The initial goals will most likely be to move the existing codebase to Apache and integrate with the Apache development process. Furthermore, we plan for incremental development, and releases along with the Apache guidelines.

Current Status

Meritocracy

The Spark project already operates on meritocratic principles. Today, Spark has several developers and has accepted multiple major patches from outside of U.C. Berkeley. While this process has remained mostly informal (we do not have an official committer list), an implicit organization exists in which individuals who contribute major components act as maintainers for those modules. If accepted, the Spark project would include several of these participants as committers from the onset. We will work to identify all committers and PPMC members for the project and to operate under the ASF meritocratic principles.

Community

Acceptance into the Apache foundation would bolster the already strong user and developer community around Spark. That community includes dozens of contributors from several institutions, a meetup group with several hundred members, and an active mailing list composed of hundreds of users. Core Developers The core developers of our project are listed in our contributors and initial PPMC below. Though many exist at UC Berkeley, there is a representative cross sampling of other organizations including Quantifind, Microsoft, Yahoo!, ClearStory Data, Bizo, Intel, Tagged and Webtrends.

Alignment

Our proposed effort aligns with several ongoing BIGDATA and U.S. National priority funding interests including the NSF and its Expeditions program, and the DARPA XDATA project. Our industry partners and collaborators are well aligned with our code base.
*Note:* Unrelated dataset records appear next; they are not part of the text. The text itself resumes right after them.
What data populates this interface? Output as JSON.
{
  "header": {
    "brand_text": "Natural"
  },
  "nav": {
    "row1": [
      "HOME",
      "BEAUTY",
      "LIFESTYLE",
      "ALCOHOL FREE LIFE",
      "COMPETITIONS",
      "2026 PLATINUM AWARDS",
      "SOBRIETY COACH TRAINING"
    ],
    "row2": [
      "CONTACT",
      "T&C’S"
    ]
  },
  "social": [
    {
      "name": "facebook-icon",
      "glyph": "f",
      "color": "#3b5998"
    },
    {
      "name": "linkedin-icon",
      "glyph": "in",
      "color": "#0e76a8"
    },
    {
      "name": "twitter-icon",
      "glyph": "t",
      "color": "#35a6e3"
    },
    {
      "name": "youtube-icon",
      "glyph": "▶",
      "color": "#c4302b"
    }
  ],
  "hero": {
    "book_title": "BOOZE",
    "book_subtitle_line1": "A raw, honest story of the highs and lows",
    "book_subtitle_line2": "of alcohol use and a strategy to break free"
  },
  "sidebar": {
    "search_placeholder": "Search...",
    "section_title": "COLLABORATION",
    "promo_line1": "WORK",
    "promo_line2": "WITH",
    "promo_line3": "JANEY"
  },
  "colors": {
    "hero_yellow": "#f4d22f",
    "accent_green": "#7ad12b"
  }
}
There are also a number of related Apache projects and dependencies, that will be mentioned in the Relationships with Other Apache products section.

Known Risks

Orphaned Products

Given the current level of investment in Spark - the risk of the project being abandoned is minimal. There are several constituents who are highly incentivized to continue development. The U.C. Berkeley AMPLab relies on Spark as a platform for a large number of long-term research projects. Several companies have build verticalized products which are tightly dependent on Spark. Other companies have devoted significant internal infrastructure investment in Spark.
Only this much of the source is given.